The estimations of stage-based models in this study assumed that mako sharks in the South Pacific form a unit stock. According to Heist et al. [122] and Schrey and Heist [123], a unit stock of mako sharks was confirmed in the eastern Pacific Ocean across the equator. The data derived using molecular genetic techniques have recently revealed at least three genetic populations of mako sharks in the Pacific Ocean including the North Pacific, Southeast Pacific, and Southwestern Pacific Ocean, with little movement of fish between the populations [124]. Moreover, any changes in the life history parameters in demographics influence the population dynamics [125], with the focus being on the population growth rate. Life history parameters can be input into species-specific demographic models based on unit stock.
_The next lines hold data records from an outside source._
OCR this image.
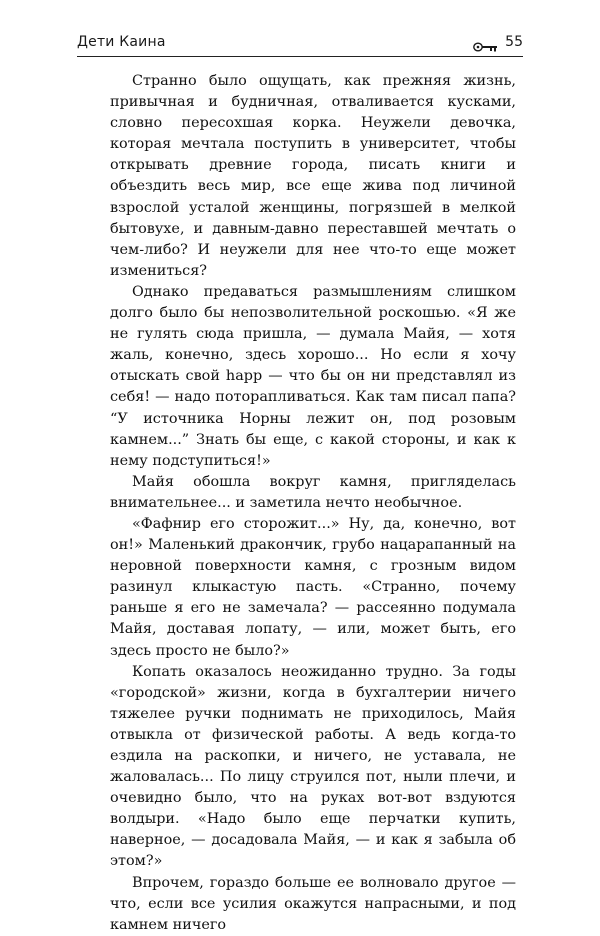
Дети Каина	55

Странно было ощущать, как прежняя жизнь, привычная и будничная, отваливается кусками, словно пересохшая корка. Неужели девочка, которая мечтала поступить в университет, чтобы открывать древние города, писать книги и объездить весь мир, все еще жива под личиной взрослой усталой женщины, погрязшей в мелкой бытовухе, и давным-давно переставшей мечтать о чем-либо? И неужели для нее что-то еще может измениться?

Однако предаваться размышлениям слишком долго было бы непозволительной роскошью. «Я же не гулять сюда пришла, — думала Майя, — хотя жаль, конечно, здесь хорошо... Но если я хочу отыскать свой happ — что бы он ни представлял из себя! — надо поторапливаться. Как там писал папа? “У источника Норны лежит он, под розовым камнем...” Знать бы еще, с какой стороны, и как к нему подступиться!»

Майя обошла вокруг камня, пригляделась внимательнее... и заметила нечто необычное.

«Фафнир его сторожит...» Ну, да, конечно, вот он!» Маленький дракончик, грубо нацарапанный на неровной поверхности камня, с грозным видом разинул клыкастую пасть. «Странно, почему раньше я его не замечала? — рассеянно подумала Майя, доставая лопату, — или, может быть, его здесь просто не было?»

Копать оказалось неожиданно трудно. За годы «городской» жизни, когда в бухгалтерии ничего тяжелее ручки поднимать не приходилось, Майя отвыкла от физической работы. А ведь когда-то ездила на раскопки, и ничего, не уставала, не жаловалась... По лицу струился пот, ныли плечи, и очевидно было, что на руках вот-вот вздуются волдыри. «Надо было еще перчатки купить, наверное, — досадовала Майя, — и как я забыла об этом?»

Впрочем, гораздо больше ее волновало другое — что, если все усилия окажутся напрасными, и под камнем ничего
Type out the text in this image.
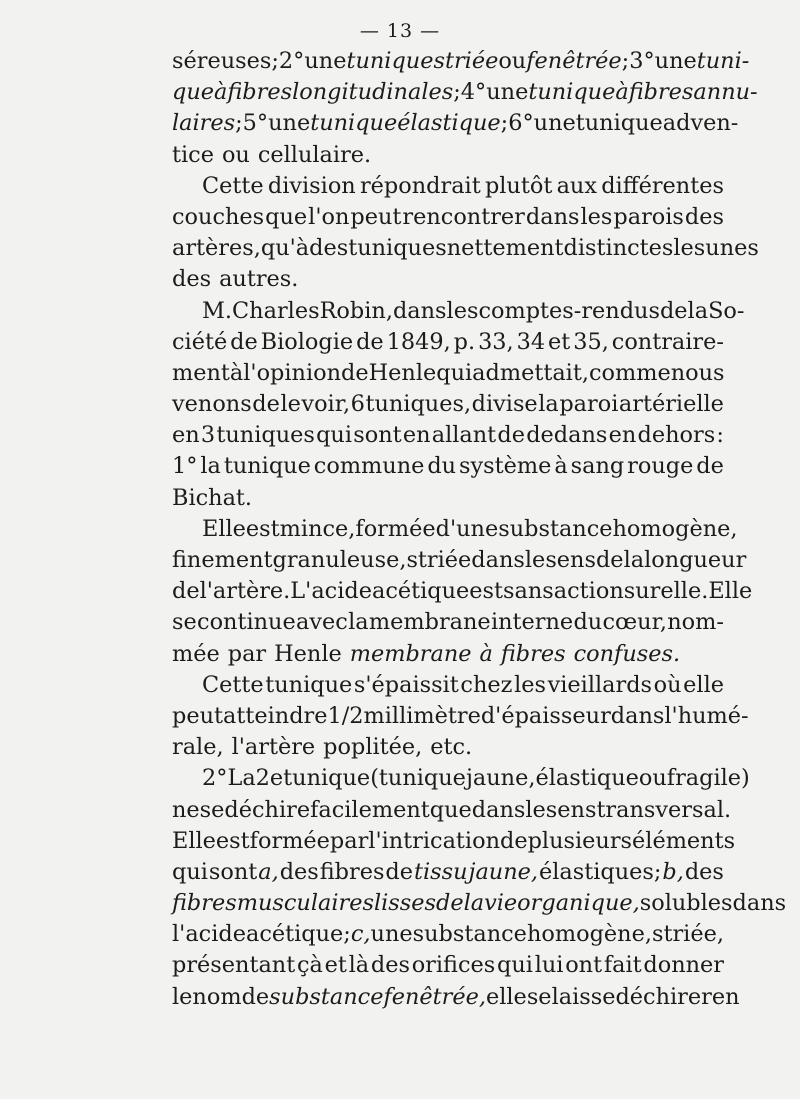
— 13 —
séreuses ; 2° une tunique striée ou fenêtrée ; 3° une tuni-
que à fibres longitudinales ; 4° une tunique à fibres annu-
laires ; 5° une tunique élastique ; 6° une tunique adven-
tice ou cellulaire.
Cette division répondrait plutôt aux différentes
couches que l'on peut rencontrer dans les parois des
artères, qu'à des tuniques nettement distinctes les unes
des autres.
M. Charles Robin, dans les comptes-rendus de la So-
ciété de Biologie de 1849, p. 33, 34 et 35, contraire-
ment à l'opinion de Henle qui admettait, comme nous
venons de le voir, 6 tuniques, divise la paroi artérielle
en 3 tuniques qui sont en allant de dedans en dehors :
1° la tunique commune du système à sang rouge de
Bichat.
Elle est mince, formée d'une substance homogène,
finement granuleuse, striée dans le sens de la longueur
de l'artère. L'acide acétique est sans action sur elle. Elle
se continue avec la membrane interne du cœur, nom-
mée par Henle membrane à fibres confuses.
Cette tunique s'épaissit chez les vieillards où elle
peut atteindre 1/2 millimètre d'épaisseur dans l'humé-
rale, l'artère poplitée, etc.
2° La 2e tunique (tunique jaune, élastique ou fragile)
ne se déchire facilement que dans le sens transversal.
Elle est formée par l'intrication de plusieurs éléments
qui sont a, des fibres de tissu jaune, élastiques; b, des
fibres musculaires lisses de la vie organique, solubles dans
l'acide acétique; c, une substance homogène, striée,
présentant çà et là des orifices qui lui ont fait donner
le nom de substance fenêtrée, elle se laisse déchirer en
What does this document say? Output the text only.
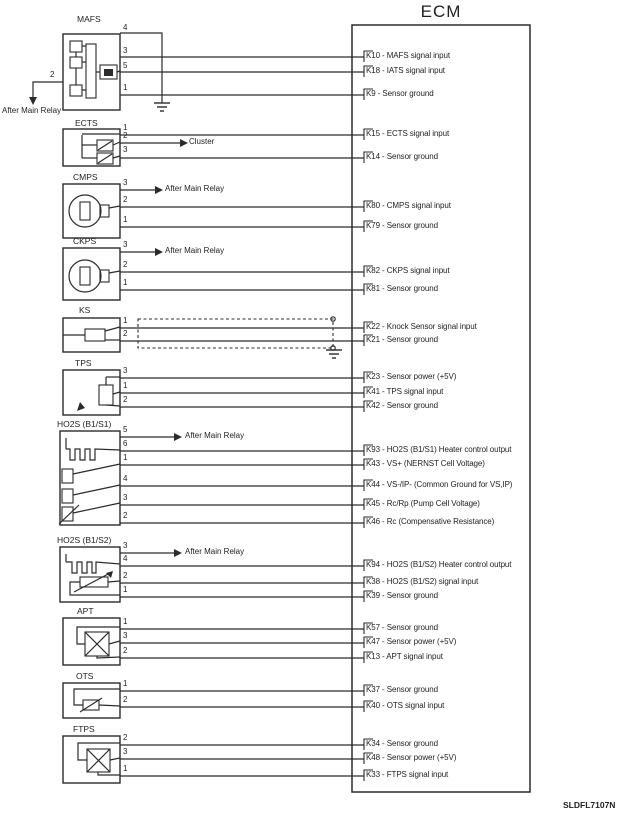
ECM
SLDFL7107N
K10 - MAFS signal input
K18 - IATS signal input
K9 - Sensor ground
K15 - ECTS signal input
K14 - Sensor ground
K80 - CMPS signal input
K79 - Sensor ground
K82 - CKPS signal input
K81 - Sensor ground
K22 - Knock Sensor signal input
K21 - Sensor ground
K23 - Sensor power (+5V)
K41 - TPS signal input
K42 - Sensor ground
K93 - HO2S (B1/S1) Heater control output
K43 - VS+ (NERNST Cell Voltage)
K44 - VS-/IP- (Common Ground for VS,IP)
K45 - Rc/Rp (Pump Cell Voltage)
K46 - Rc (Compensative Resistance)
K94 - HO2S (B1/S2) Heater control output
K38 - HO2S (B1/S2) signal input
K39 - Sensor ground
K57 - Sensor ground
K47 - Sensor power (+5V)
K13 - APT signal input
K37 - Sensor ground
K40 - OTS signal input
K34 - Sensor ground
K48 - Sensor power (+5V)
K33 - FTPS signal input
MAFS
4
3
5
1
2
ECTS	1
2
3
CMPS
3
2
1
CKPS	3
2
1
KS
1
2
TPS
3
1
2
HO2S (B1/S1)
5
6
1
4
3
2
HO2S (B1/S2)
3
4
2
1
APT
1
3
2
OTS
1
2
FTPS
2
3
1
After Main Relay
Cluster
After Main Relay
After Main Relay
After Main Relay
After Main Relay
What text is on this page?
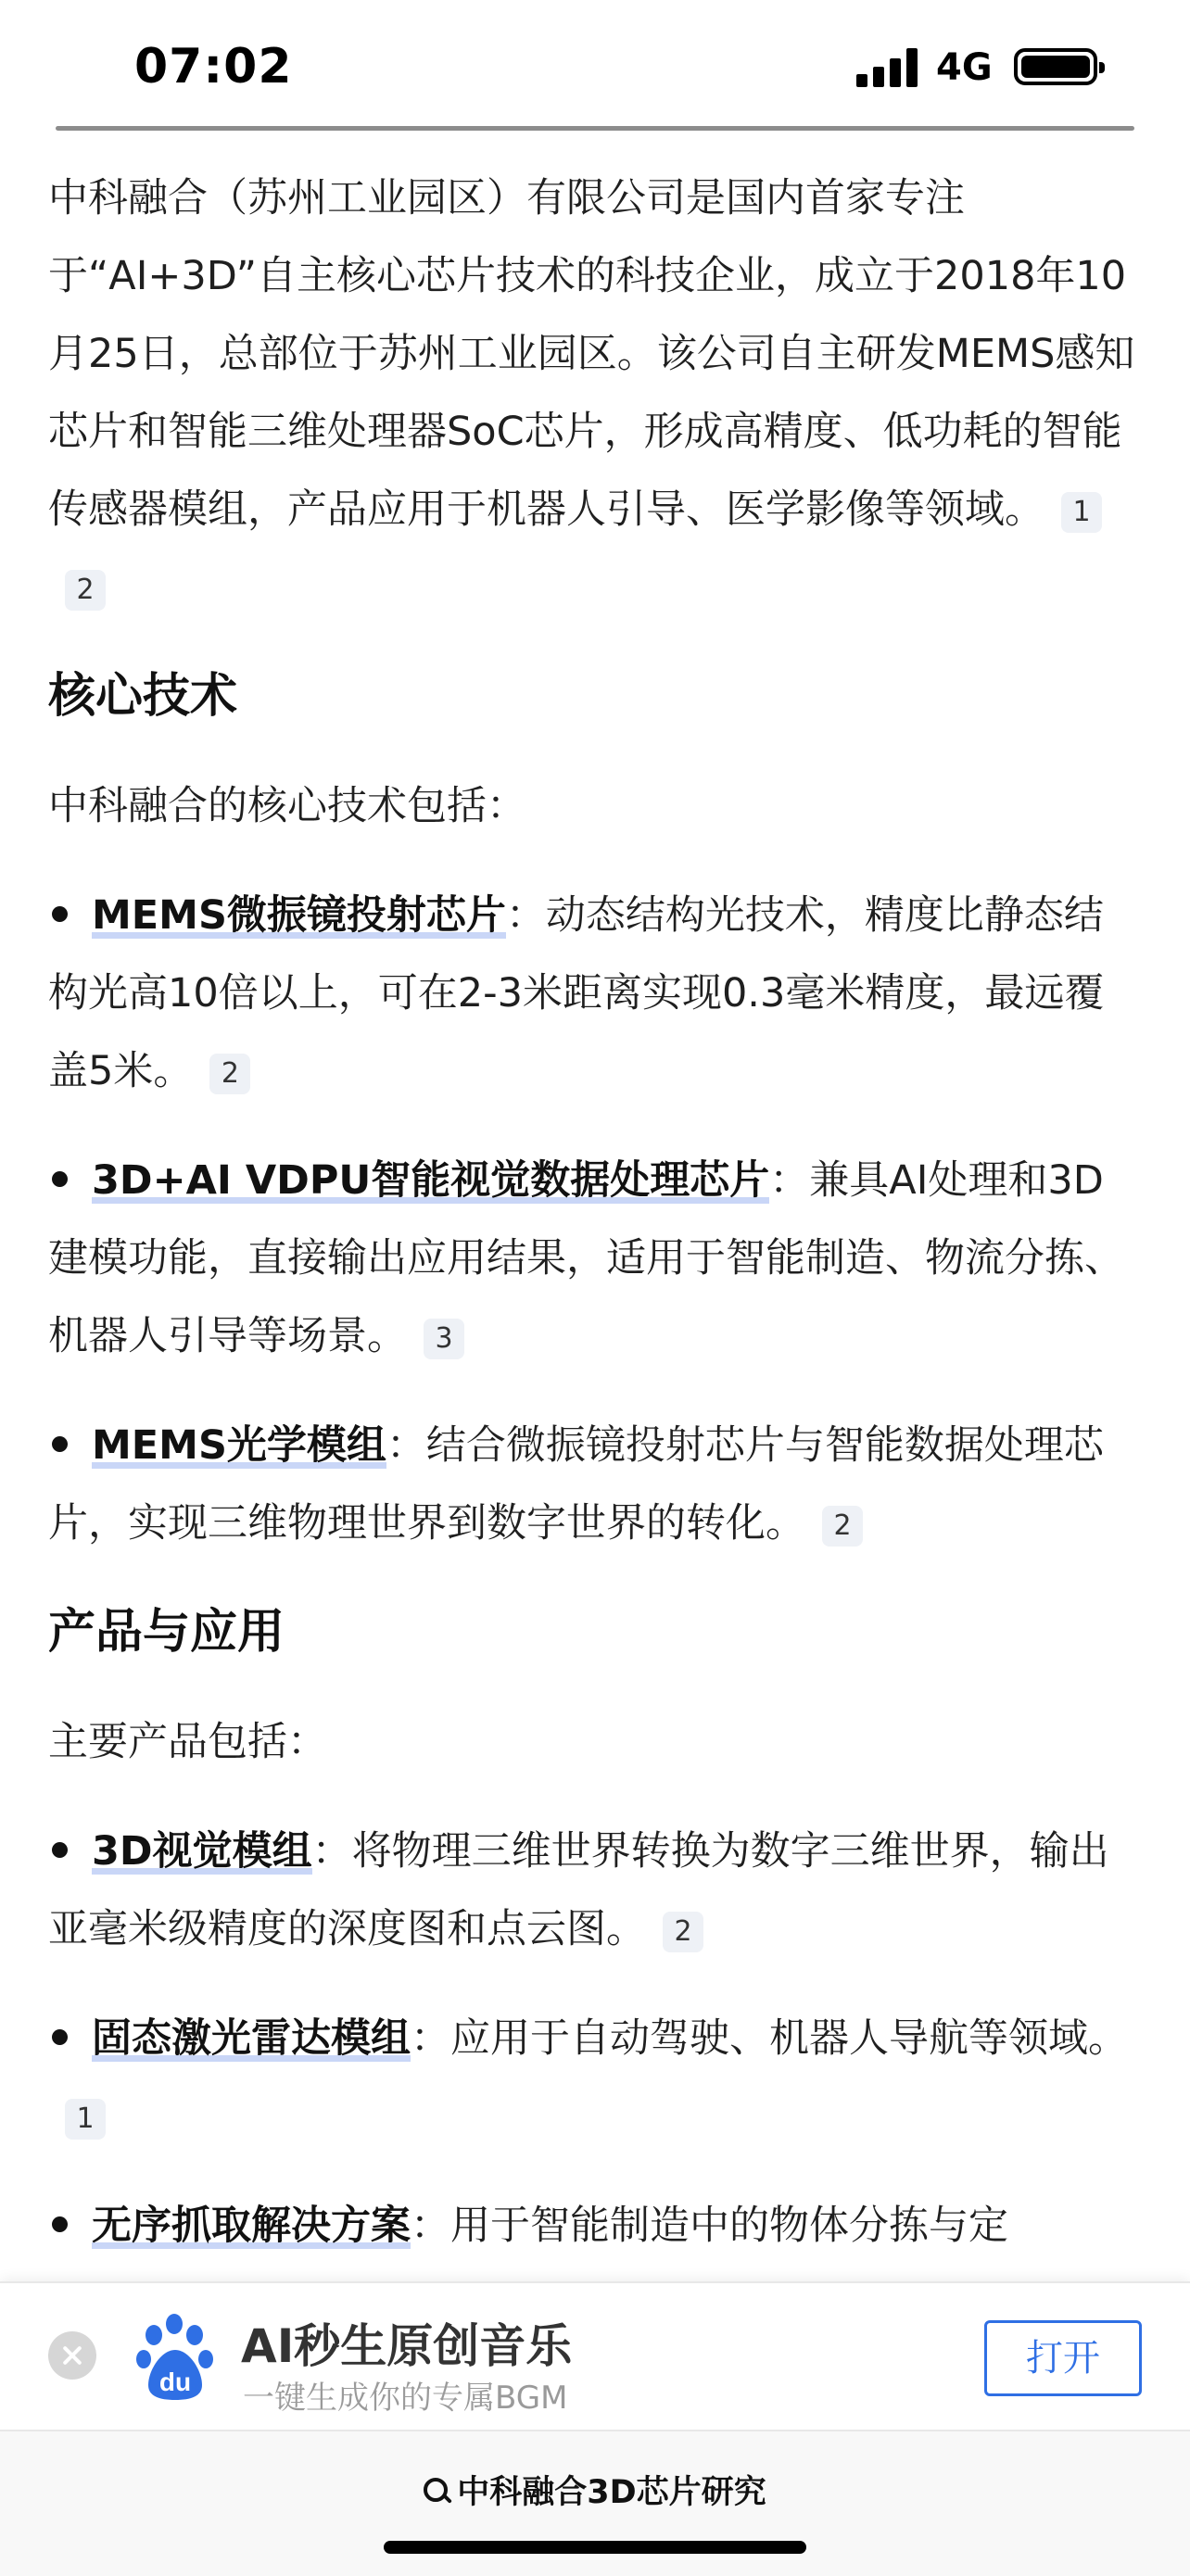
07:02	4G

中科融合（苏州工业园区）有限公司是国内首家专注于“AI+3D”自主核心芯片技术的科技企业，成立于2018年10月25日，总部位于苏州工业园区。该公司自主研发MEMS感知芯片和智能三维处理器SoC芯片，形成高精度、低功耗的智能传感器模组，产品应用于机器人引导、医学影像等领域。 12

核心技术

中科融合的核心技术包括：

MEMS微振镜投射芯片：动态结构光技术，精度比静态结构光高10倍以上，可在2-3米距离实现0.3毫米精度，最远覆盖5米。 2

3D+AI VDPU智能视觉数据处理芯片：兼具AI处理和3D建模功能，直接输出应用结果，适用于智能制造、物流分拣、机器人引导等场景。 3

MEMS光学模组：结合微振镜投射芯片与智能数据处理芯片，实现三维物理世界到数字世界的转化。 2

产品与应用

主要产品包括：

3D视觉模组：将物理三维世界转换为数字三维世界，输出亚毫米级精度的深度图和点云图。 2

固态激光雷达模组：应用于自动驾驶、机器人导航等领域。1

无序抓取解决方案：用于智能制造中的物体分拣与定

du
AI秒生原创音乐
一键生成你的专属BGM
打开
中科融合3D芯片研究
However, the South Pacific Ocean mako shark stock structure is unclear, mostly due to the lack of relevant data. Clarifying whether mako sharks in the entire South Pacific Ocean are a unit stock [124] is necessary to establish a completely separate demographic model for each stock and to gain a further understanding of the population dynamics of the species.

Additionally, because of the parameters used, the accuracy of the information, and the large variability degree of uncertainty, it is impossible to recommend a single value, demonstrating that the indirect estimation of M is less accurate [64]. Notably, Zhou et al. [126] indicated concerns regarding the estimation of M for elasmobranchs (including sharks) by using estimators generated mostly from teleost data. Therefore, in this study, we emphasized the uncertainty of M estimates for stock assessment and management [63], particularly in demographic models. Actual variations in M may be much higher than assumed in this study. Thus, a robust method for estimating M by using tagging research findings and catch and effort data and thus calculating the total mortality rate is required.

5. Conclusions

Even though mako sharks are vulnerable to overexploitation, management strategies have not been established for this species thus far. Here, we examined mako shark demographics in the South Pacific Ocean by using limited data on their life history. Nevertheless, our sex-specific demographic models demonstrated that management decisions in the South Pacific Ocean mako shark population are required to ensure the sustainability of mako shark stocks, and that the population growth rate is higher when immature mako sharks are protected than when mature mako sharks are protected. Better estimates of natural and fishing mortality are required to understand the impact of commercial fisheries in the South Pacific Ocean’s shortfin mako shark population. It is also suggested that our approach can be utilized as an assessment tool for shark species with insufficient catch and effort data.